After he lost his business, Lee went back to work as a foreman on another logger's operation. He had lost most of what he'd worked for all those years, but at least he still had a paycheck and a home to call his own.
That all changed two years ago in an instant. While hooking up a line between a log trailer and a tractor truck, Lee was run over. The truck backed over his right leg, crushed his foot, dislocated his knee, and pulled his leg out of his hip socket. He was airlifted to a regional hospital. He survived this horrible accident, but he is now permanently disabled. He is unable to walk without a cane. He cannot sit, stand, or remain in any position for a long period without considerable pain.
For the first time in his life, Lee was unable to work. To add insult to injury, his former employer's insurance company went to great lengths to avoid compensating him for his injuries. It took two year's of legal wrangling for him to receive a modest settlement. A settlement on any future medical bills resulting from the accident is still ongoing. The amount offered to date would not cover a one day hospital stay.

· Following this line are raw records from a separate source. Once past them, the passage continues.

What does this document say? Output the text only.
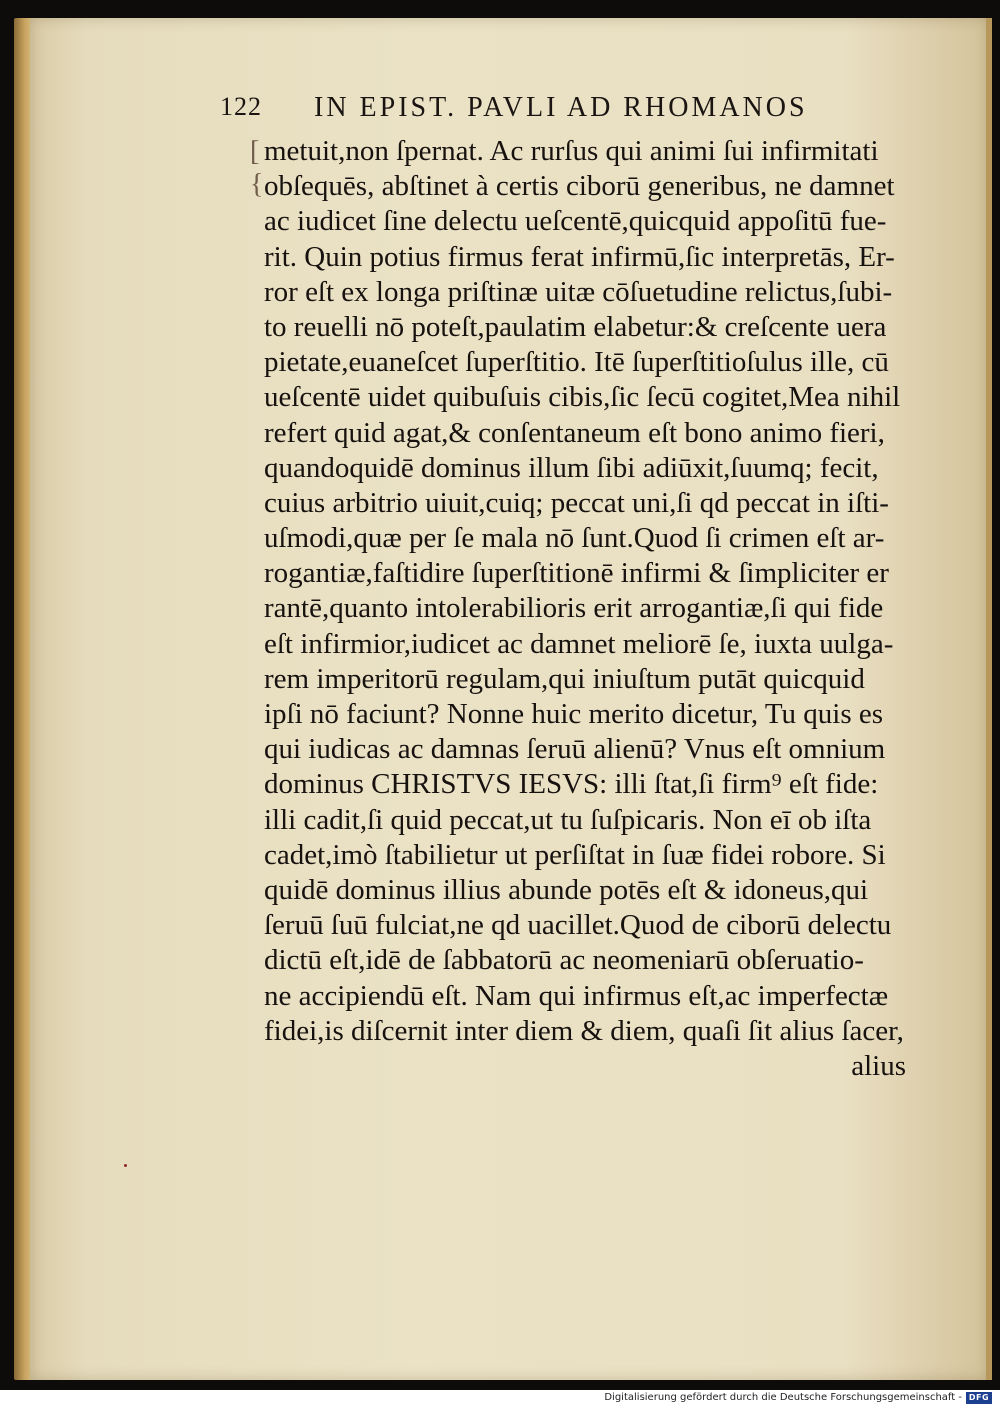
122 IN EPIST. PAVLI AD RHOMANOS
[
{
metuit,non ſpernat. Ac rurſus qui animi ſui infirmitati
obſequēs, abſtinet à certis ciborū generibus, ne damnet
ac iudicet ſine delectu ueſcentē,quicquid appoſitū fue-
rit. Quin potius firmus ferat infirmū,ſic interpretās, Er-
ror eſt ex longa priſtinæ uitæ cōſuetudine relictus,ſubi-
to reuelli nō poteſt,paulatim elabetur:& creſcente uera
pietate,euaneſcet ſuperſtitio. Itē ſuperſtitioſulus ille, cū
ueſcentē uidet quibuſuis cibis,ſic ſecū cogitet,Mea nihil
refert quid agat,& conſentaneum eſt bono animo fieri,
quandoquidē dominus illum ſibi adiūxit,ſuumq; fecit,
cuius arbitrio uiuit,cuiq; peccat uni,ſi qd peccat in iſti-
uſmodi,quæ per ſe mala nō ſunt.Quod ſi crimen eſt ar-
rogantiæ,faſtidire ſuperſtitionē infirmi & ſimpliciter er
rantē,quanto intolerabilioris erit arrogantiæ,ſi qui fide
eſt infirmior,iudicet ac damnet meliorē ſe, iuxta uulga-
rem imperitorū regulam,qui iniuſtum putāt quicquid
ipſi nō faciunt? Nonne huic merito dicetur, Tu quis es
qui iudicas ac damnas ſeruū alienū? Vnus eſt omnium
dominus CHRISTVS IESVS: illi ſtat,ſi firm⁹ eſt fide:
illi cadit,ſi quid peccat,ut tu ſuſpicaris. Non eī ob iſta
cadet,imò ſtabilietur ut perſiſtat in ſuæ fidei robore. Si
quidē dominus illius abunde potēs eſt & idoneus,qui
ſeruū ſuū fulciat,ne qd uacillet.Quod de ciborū delectu
dictū eſt,idē de ſabbatorū ac neomeniarū obſeruatio-
ne accipiendū eſt. Nam qui infirmus eſt,ac imperfectæ
fidei,is diſcernit inter diem & diem, quaſi ſit alius ſacer,
alius
Digitalisierung gefördert durch die Deutsche Forschungsgemeinschaft - DFG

I stopped by to visit Lee today. In spite of all the adversity he has faced, he remains relatively positive in his outlook. His biggest problem is figuring out what to do with the one thing he has never had: time.

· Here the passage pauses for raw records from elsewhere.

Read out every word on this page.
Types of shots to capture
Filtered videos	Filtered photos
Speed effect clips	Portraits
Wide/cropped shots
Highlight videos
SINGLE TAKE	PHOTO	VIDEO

We sat in lawn chairs in his yard as he pointed out his activities on his estate. He has become, by his own admission, a "putterer." He has a small garden which he works at intervals (he weeds by hoeing down a row for a few minutes, then laying on the ground until the pain in his leg subsides). He has built a number of bird houses and feeders, which he constantly monitors for new customers and defends from invading squirrels. He tinkers with an old tractor and a pickup truck. He is building a tool shed, sometimes only able to stand long enough to nail on one board before having to sit down. He works, as he says, "in sputs and spurts."
He does not take pain medication. I believe he would rather die than to lie around in a drug-induced stupor.
A lesser man might give up under such circumstances. But I think Lee will be puttering around for a while to come. It takes a lot to keep a good man down.